Solidarité
avec Bilal Kayed et tous les prisonniers palestiniens en grève de la faim
Par Addameer – 3 août 2016
Quelle est l’histoire des grèves
de la faim des Palestiniens ?
Les
grèves de la faim ont été longtemps utilisées dans différentes régions
géographiques comme moyens pour protester et exiger des droits fondamentaux,
dont le droit de vote, le droit d’être libéré de la torture et le droit à
l’autodétermination. La longue histoire des prisonniers palestiniens dans les
grèves de la faim, de masse et individuelles, révèle le manque de confiance
dans tout processus judiciaire et l’absence de garanties d’un procès équitable
auxquels ils sont confrontés devant les tribunaux militaires et civils de
l’occupation israélienne. Les prisonniers et détenus palestiniens ont eu
recours aux grèves de la faim dès 1968 pour protester pacifiquement et de façon
légitime contre la politique israélienne de détention et les conditions
cruelles de détentions, notamment l’usage de l’isolement, le refus des visites
des familles, les traitements médicaux insuffisants et la torture, et bien
d’autres formes de traitements cruels, inhumains ou dégradants.

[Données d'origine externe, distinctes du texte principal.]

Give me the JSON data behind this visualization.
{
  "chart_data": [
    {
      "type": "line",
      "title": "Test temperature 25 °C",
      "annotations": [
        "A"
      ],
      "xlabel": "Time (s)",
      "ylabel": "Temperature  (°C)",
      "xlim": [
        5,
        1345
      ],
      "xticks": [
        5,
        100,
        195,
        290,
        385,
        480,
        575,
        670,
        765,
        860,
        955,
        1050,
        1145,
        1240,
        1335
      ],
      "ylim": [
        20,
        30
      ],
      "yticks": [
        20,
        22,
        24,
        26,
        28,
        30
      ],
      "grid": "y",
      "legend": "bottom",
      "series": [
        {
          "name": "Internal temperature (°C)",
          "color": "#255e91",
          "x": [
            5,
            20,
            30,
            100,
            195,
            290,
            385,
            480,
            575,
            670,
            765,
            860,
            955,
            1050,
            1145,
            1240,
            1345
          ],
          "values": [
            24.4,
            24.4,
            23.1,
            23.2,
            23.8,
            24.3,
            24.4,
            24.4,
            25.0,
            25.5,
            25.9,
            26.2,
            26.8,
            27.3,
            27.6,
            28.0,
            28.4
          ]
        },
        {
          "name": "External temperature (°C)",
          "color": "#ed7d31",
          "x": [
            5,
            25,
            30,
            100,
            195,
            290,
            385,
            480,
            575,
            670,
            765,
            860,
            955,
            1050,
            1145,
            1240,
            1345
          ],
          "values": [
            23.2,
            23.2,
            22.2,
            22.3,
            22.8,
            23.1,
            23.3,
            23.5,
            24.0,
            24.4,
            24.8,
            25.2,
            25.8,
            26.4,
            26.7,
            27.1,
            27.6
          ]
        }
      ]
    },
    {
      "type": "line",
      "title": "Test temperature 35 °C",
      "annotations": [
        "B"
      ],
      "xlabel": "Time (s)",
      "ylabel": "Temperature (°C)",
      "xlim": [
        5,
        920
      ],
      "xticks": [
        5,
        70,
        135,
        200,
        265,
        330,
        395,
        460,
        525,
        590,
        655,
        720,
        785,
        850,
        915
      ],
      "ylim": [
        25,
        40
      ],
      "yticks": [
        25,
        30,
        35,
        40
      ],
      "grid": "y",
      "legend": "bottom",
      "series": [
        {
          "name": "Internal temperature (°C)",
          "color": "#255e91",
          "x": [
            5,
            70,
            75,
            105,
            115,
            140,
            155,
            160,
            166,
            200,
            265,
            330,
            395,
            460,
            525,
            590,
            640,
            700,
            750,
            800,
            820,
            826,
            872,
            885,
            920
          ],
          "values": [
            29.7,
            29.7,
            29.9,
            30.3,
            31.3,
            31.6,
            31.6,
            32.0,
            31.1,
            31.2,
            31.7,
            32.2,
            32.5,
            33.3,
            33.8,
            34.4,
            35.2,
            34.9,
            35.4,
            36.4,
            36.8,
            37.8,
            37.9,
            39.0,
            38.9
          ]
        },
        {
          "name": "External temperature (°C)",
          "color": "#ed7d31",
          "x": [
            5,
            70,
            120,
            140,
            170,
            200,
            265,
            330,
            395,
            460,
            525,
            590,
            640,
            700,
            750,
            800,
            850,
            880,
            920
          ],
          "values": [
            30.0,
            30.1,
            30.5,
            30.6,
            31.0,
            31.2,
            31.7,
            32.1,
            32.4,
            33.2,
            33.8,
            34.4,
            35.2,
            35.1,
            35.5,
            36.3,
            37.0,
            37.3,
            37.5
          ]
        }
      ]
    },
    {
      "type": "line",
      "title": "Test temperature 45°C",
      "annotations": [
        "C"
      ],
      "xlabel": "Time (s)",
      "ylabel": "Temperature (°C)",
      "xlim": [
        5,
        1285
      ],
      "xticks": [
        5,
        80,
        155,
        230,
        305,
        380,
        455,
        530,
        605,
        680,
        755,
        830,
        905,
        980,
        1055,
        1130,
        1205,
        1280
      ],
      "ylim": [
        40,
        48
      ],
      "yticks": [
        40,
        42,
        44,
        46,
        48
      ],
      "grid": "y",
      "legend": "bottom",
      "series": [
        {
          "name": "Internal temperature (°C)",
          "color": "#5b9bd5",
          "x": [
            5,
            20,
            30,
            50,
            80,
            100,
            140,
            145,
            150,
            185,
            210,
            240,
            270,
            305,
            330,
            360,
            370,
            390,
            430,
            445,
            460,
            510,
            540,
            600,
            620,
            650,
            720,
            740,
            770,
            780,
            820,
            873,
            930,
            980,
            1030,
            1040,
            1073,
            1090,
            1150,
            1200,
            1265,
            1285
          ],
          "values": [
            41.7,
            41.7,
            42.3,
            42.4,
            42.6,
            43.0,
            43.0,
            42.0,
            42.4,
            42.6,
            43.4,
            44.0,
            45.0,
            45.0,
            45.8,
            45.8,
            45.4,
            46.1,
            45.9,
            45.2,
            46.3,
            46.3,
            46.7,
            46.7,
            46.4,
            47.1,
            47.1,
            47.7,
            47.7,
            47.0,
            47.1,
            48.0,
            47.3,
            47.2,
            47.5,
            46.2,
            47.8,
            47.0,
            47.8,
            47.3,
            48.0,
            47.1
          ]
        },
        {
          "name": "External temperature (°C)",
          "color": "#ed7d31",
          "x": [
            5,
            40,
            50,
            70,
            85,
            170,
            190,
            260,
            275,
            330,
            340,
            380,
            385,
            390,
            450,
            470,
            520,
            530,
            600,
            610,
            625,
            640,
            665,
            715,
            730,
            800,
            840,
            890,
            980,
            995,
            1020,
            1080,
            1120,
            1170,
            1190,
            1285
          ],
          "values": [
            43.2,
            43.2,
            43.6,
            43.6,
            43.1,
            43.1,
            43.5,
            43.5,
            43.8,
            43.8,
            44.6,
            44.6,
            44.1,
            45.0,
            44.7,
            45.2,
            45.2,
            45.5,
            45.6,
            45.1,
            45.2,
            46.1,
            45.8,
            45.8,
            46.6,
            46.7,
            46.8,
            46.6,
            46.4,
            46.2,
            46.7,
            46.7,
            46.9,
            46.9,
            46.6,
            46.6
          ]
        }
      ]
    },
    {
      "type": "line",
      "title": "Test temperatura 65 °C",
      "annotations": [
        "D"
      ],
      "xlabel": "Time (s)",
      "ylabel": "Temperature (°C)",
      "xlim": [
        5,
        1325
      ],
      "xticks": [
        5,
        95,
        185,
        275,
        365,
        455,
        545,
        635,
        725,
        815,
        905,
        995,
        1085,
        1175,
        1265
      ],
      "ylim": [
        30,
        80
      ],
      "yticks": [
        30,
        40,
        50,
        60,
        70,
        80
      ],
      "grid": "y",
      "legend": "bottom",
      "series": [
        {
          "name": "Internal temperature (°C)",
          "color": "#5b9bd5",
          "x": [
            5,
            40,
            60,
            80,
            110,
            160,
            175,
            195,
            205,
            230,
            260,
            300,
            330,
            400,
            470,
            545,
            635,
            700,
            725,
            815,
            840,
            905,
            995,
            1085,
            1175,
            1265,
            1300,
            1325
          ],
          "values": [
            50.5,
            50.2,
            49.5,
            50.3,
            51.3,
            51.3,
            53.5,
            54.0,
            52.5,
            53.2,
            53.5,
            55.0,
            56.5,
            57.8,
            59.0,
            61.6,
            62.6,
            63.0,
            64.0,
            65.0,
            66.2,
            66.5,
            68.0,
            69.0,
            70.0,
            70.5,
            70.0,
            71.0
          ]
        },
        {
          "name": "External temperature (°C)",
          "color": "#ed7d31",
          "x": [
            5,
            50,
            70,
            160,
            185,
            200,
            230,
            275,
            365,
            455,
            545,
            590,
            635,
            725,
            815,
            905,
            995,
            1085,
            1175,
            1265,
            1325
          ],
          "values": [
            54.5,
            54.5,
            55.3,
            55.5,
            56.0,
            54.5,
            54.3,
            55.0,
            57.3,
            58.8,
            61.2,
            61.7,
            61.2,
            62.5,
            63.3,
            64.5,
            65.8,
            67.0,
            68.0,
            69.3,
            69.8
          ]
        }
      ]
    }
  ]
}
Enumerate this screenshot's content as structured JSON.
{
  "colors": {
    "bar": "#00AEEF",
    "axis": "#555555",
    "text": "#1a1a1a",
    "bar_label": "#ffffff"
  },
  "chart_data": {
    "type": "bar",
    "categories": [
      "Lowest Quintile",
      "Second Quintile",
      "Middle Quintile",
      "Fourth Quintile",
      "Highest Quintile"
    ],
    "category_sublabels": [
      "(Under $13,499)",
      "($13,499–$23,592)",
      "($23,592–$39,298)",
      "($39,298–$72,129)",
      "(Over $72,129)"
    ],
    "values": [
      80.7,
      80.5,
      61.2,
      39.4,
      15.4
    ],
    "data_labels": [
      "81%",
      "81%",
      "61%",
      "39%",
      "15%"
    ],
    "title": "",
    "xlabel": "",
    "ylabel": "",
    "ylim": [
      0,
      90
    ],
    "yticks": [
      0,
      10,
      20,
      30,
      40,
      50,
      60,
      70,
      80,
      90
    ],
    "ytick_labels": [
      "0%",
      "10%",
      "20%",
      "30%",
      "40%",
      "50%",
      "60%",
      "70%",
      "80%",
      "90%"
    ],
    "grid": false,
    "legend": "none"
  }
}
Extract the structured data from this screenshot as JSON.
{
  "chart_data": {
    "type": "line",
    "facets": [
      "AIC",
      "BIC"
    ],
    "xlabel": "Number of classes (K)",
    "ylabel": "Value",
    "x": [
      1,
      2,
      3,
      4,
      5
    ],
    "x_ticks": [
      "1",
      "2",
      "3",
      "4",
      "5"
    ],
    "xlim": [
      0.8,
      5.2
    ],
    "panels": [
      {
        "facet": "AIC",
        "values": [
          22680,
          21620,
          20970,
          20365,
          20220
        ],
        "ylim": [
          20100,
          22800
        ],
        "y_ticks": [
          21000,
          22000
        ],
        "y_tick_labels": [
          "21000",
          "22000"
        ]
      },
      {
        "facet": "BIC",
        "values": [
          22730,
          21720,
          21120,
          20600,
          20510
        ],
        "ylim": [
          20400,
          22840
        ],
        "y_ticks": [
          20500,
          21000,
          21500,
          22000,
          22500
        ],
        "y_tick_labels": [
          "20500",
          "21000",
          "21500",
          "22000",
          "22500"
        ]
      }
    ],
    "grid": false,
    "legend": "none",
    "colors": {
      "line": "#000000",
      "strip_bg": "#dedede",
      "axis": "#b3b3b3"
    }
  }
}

Quels sont les risques médicaux
des grèves de la faim ?
Les
grèves de la faim ont associé les risques pour la santé qui peuvent causer des
dommages physiques au prisonnier ou au détenu, notamment des sérieuses pertes
de poids, faiblesses, fatigues, incapacités à dormir, pertes auditive, cécités,
accidents vasculaires cérébraux, défaillances rénales, de même que d’autres
défaillances organiques, arrêts cardiaques et infarctus. Cependant, en dépit de
ces risques médicaux, à travers les grèves de la faim, les Palestiniens ont
réussi à obtenir des droits élémentaires et fondamentaux, et à améliorer les
conditions de leur détention, cela grâce à ces grèves de la faim.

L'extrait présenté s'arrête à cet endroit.